Friday, June 11, 2010

June 11- meeting with Josef Barat

After visiting Pao de Acucar, I returned to the hotel to meet with Josef Barat. He is the former Secretary of Transports, Sao Paulo. He was a wonderful man and I much enjoyed talking with him. He is very knowledgeable on many areas and is still being called upon to assist with the future of transports in Brazil especially with the World Cup coming here in 2014 and the Olympics in 2016. Being from Boston, I can appreciate the challenge of transportation with our "Big Dig."As technology is implemented, it is becoming outdated. Brazil recognizes it has much to invest in infrastructure should it want to be fully capable of moving people for these major events. The Federal Government spends less than 1% of its GDP on infrastructure which he feels should be at least 2.5%.

Brazil is a changing country with a very dynamic population. Currently, there is a trend for people to move out of the major city centers. 85% of the population live in urban areas with 40% of that in major metropolitan centers. This has caused increased traffic demands of 15-20%/year. (fortunately, the population growth here has leveled off to 1% annually) Brazil does boost the 2nd largest helicopter fleet for transportation behind New York. The two bottlenecks: lack of capacity and lack of financial resources at the State and Federal level. The government will provide private enterprise with concession for development if they invest in infrastructure.

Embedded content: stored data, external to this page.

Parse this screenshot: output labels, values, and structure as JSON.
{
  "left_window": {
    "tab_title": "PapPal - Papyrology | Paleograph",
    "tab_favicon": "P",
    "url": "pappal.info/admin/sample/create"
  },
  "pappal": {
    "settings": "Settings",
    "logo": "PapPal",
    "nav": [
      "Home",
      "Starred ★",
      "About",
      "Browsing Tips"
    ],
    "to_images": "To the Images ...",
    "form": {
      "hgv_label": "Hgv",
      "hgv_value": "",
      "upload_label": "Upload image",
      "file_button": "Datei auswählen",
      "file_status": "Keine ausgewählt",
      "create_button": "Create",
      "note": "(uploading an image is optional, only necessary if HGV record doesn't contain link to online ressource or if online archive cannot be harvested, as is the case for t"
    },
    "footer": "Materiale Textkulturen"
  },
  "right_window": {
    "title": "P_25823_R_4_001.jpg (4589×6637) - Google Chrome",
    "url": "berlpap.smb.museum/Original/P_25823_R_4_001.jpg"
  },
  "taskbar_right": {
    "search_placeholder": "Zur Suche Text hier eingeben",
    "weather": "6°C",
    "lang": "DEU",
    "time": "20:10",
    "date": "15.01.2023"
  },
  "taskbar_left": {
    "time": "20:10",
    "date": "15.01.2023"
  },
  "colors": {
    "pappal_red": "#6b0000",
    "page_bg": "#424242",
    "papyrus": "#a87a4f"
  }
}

When we discussed how this logistical challenge plays into agriculture, it is clear there is a major issue for producers to ship and export products. All shipments are sent by truck, including those leaving the country to Argentina, Chile, Paraguay and Uruguay. It is a challenge for any small farms to send their products to larger markets.

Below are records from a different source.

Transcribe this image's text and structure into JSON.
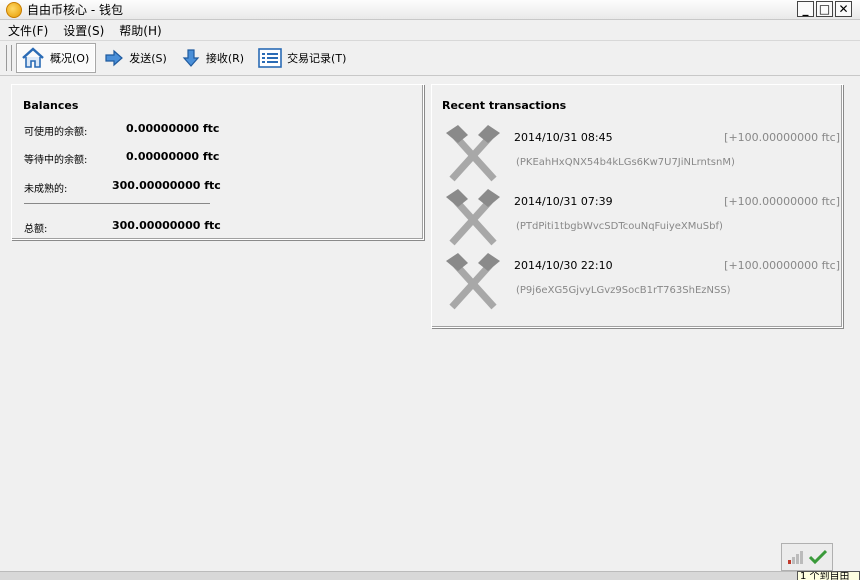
{
  "window": {
    "title": "自由币核心 - 钱包"
  },
  "menu": [
    {
      "label": "文件(F)"
    },
    {
      "label": "设置(S)"
    },
    {
      "label": "帮助(H)"
    }
  ],
  "toolbar": {
    "overview": "概况(O)",
    "send": "发送(S)",
    "receive": "接收(R)",
    "transactions": "交易记录(T)"
  },
  "balances": {
    "title": "Balances",
    "available_label": "可使用的余额:",
    "available_value": "0.00000000 ftc",
    "pending_label": "等待中的余额:",
    "pending_value": "0.00000000 ftc",
    "immature_label": "未成熟的:",
    "immature_value": "300.00000000 ftc",
    "total_label": "总额:",
    "total_value": "300.00000000 ftc"
  },
  "recent": {
    "title": "Recent transactions",
    "items": [
      {
        "date": "2014/10/31 08:45",
        "amount": "[+100.00000000 ftc]",
        "address": "(PKEahHxQNX54b4kLGs6Kw7U7JiNLrntsnM)"
      },
      {
        "date": "2014/10/31 07:39",
        "amount": "[+100.00000000 ftc]",
        "address": "(PTdPiti1tbgbWvcSDTcouNqFuiyeXMuSbf)"
      },
      {
        "date": "2014/10/30 22:10",
        "amount": "[+100.00000000 ftc]",
        "address": "(P9j6eXG5GjvyLGvz9SocB1rT763ShEzNSS)"
      }
    ]
  },
  "status": {
    "tooltip": "1 个到自由"
  },
  "colors": {
    "accent": "#2a6bb5",
    "muted": "#888888"
  },
  "icons": {
    "overview": "home-icon",
    "send": "arrow-right-icon",
    "receive": "arrow-down-icon",
    "transactions": "list-icon",
    "tx": "mined-hammer-icon",
    "network": "signal-bars-icon",
    "sync": "check-icon"
  }
}
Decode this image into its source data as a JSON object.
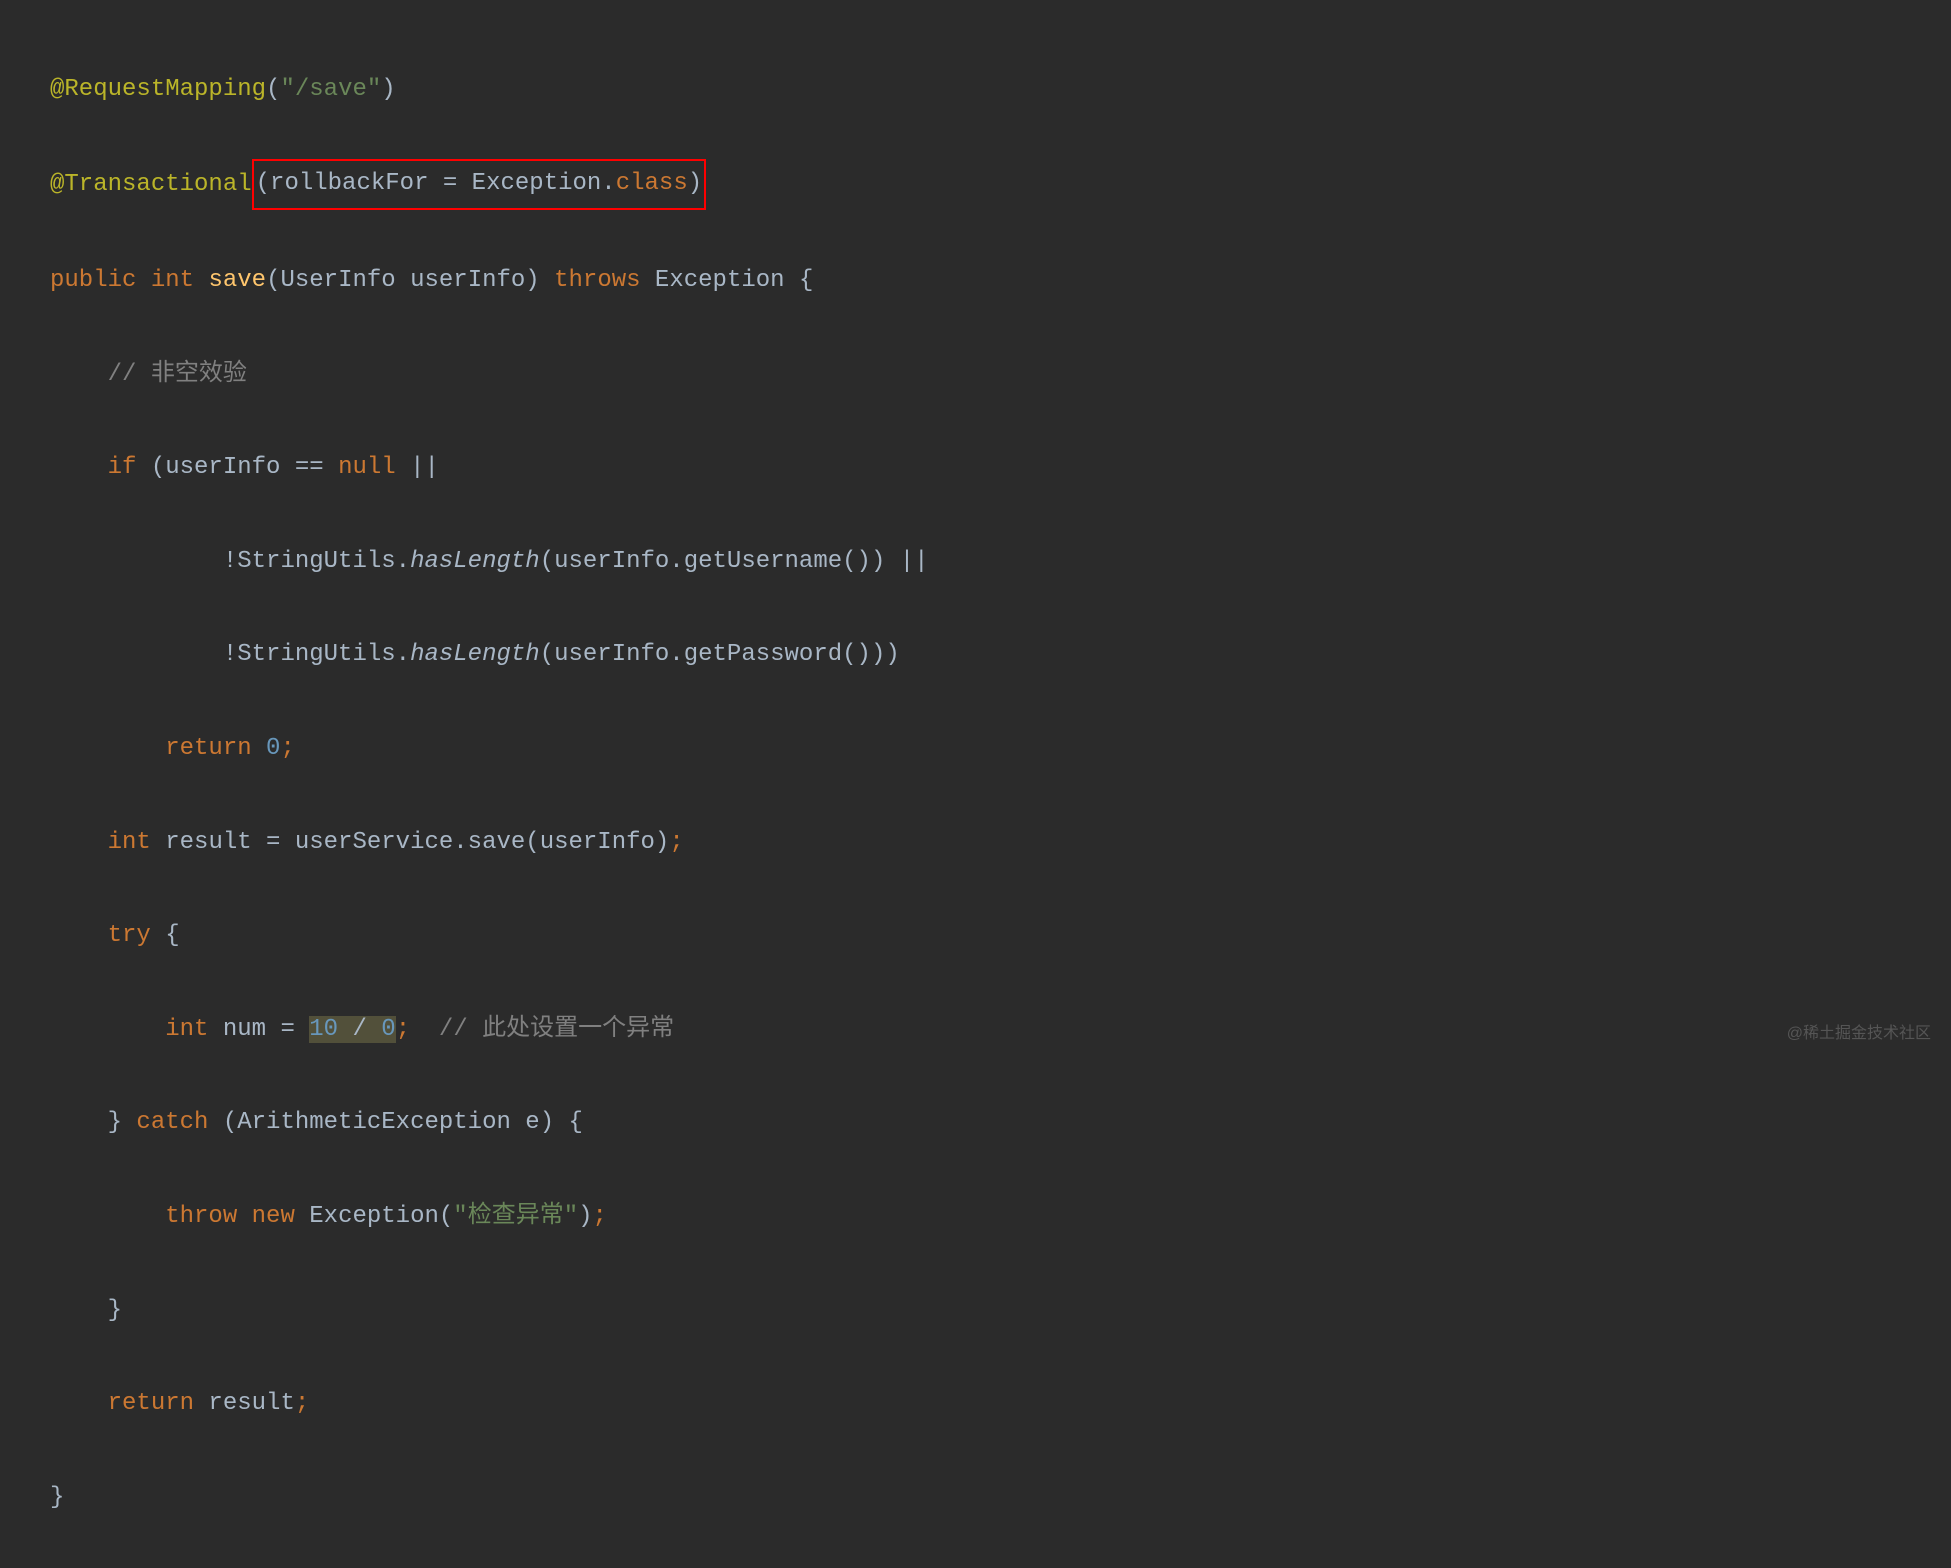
{
  "code": {
    "line1": {
      "annotation": "@RequestMapping",
      "paren_open": "(",
      "string": "\"/save\"",
      "paren_close": ")"
    },
    "line2": {
      "annotation": "@Transactional",
      "boxed_open": "(",
      "boxed_param": "rollbackFor = Exception.",
      "boxed_class": "class",
      "boxed_close": ")"
    },
    "line3": {
      "kw_public": "public",
      "kw_int": "int",
      "method_name": "save",
      "params": "(UserInfo userInfo) ",
      "kw_throws": "throws",
      "exception_cls": " Exception {"
    },
    "line4": {
      "comment": "// 非空效验"
    },
    "line5": {
      "kw_if": "if",
      "cond1": " (userInfo == ",
      "kw_null": "null",
      "cond1b": " ||"
    },
    "line6": {
      "neg": "!StringUtils.",
      "sm": "hasLength",
      "rest": "(userInfo.getUsername()) ||"
    },
    "line7": {
      "neg": "!StringUtils.",
      "sm": "hasLength",
      "rest": "(userInfo.getPassword()))"
    },
    "line8": {
      "kw_return": "return",
      "sp": " ",
      "num": "0",
      "semi": ";"
    },
    "line9": {
      "kw_int": "int",
      "rest1": " result = userService.save(userInfo)",
      "semi": ";"
    },
    "line10": {
      "kw_try": "try",
      "brace": " {"
    },
    "line11": {
      "kw_int": "int",
      "varname": " num = ",
      "n1": "10",
      "op": " / ",
      "n2": "0",
      "semi": ";",
      "sp": "  ",
      "comment": "// 此处设置一个异常"
    },
    "line12": {
      "rbrace": "} ",
      "kw_catch": "catch",
      "rest": " (ArithmeticException e) {"
    },
    "line13": {
      "kw_throw": "throw",
      "sp": " ",
      "kw_new": "new",
      "cls": " Exception(",
      "str": "\"检查异常\"",
      "close": ")",
      "semi": ";"
    },
    "line14": {
      "rbrace": "}"
    },
    "line15": {
      "kw_return": "return",
      "rest": " result",
      "semi": ";"
    },
    "line16": {
      "rbrace": "}"
    }
  },
  "watermark": "@稀土掘金技术社区"
}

We talked about a major shift in the "social fabric" of these rural areas as people look to establish community roots/connections. The Evangelist Church has been setting up in these small communities and acting as a center of connection. The Catholic Church (Brazil has historically had the largest Catholic population in the world) remains in the metro centers. I will be curious to see what role this will play in the development of social change.

Josef and I enjoyed a bit of time taking about family heritage and how Brazil, much like the US, is a melting pot of people and great diversity. He and I agree that it would be beneficial to establish education partnerships and exchanges with the two countries in all areas of economic, environmental and social growth.

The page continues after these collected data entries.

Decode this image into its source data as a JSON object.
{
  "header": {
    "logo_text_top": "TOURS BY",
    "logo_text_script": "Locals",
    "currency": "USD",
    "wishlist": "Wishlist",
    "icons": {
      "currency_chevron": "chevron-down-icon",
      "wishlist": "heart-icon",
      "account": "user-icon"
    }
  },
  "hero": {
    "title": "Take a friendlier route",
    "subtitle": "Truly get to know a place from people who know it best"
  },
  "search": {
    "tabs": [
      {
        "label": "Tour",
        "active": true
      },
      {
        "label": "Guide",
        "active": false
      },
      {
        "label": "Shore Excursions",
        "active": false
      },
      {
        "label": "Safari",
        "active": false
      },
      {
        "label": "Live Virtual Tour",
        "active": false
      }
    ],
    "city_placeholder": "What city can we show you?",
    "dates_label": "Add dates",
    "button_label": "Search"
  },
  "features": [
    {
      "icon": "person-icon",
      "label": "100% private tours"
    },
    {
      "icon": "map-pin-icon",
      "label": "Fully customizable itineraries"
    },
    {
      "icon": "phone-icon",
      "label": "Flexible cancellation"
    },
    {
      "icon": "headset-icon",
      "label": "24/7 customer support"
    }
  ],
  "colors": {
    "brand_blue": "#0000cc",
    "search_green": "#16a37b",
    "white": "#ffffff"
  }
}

This was my only free afternoon in Sao Paulo. I walked around a bit. The area where I am staying is much like New York's 5th Avenue...a shopping mecca made more alert because it is fashion week. I did have an opportunity to try the Acai drink they make here. It taste very different than in the States but is delicious. Tomorrow morning I will leave for Rio. This should be an interesting day to travel as it is Valentine's Day here tomorrow!

1 comment:

  1. Adrienne,

    It was a great pleasure for me to have had such an agreeable talking with you in São Paulo. In our conversation we passed through important subjects, so much related to the Brazilian prospects of development, as well to the potential of exchanging experiences between the United States and Brazil.

    I am very glad that you have mentioned our meeting in your blog! Thanks!

    I hope to see you soon. I send my best regards and wishes of success.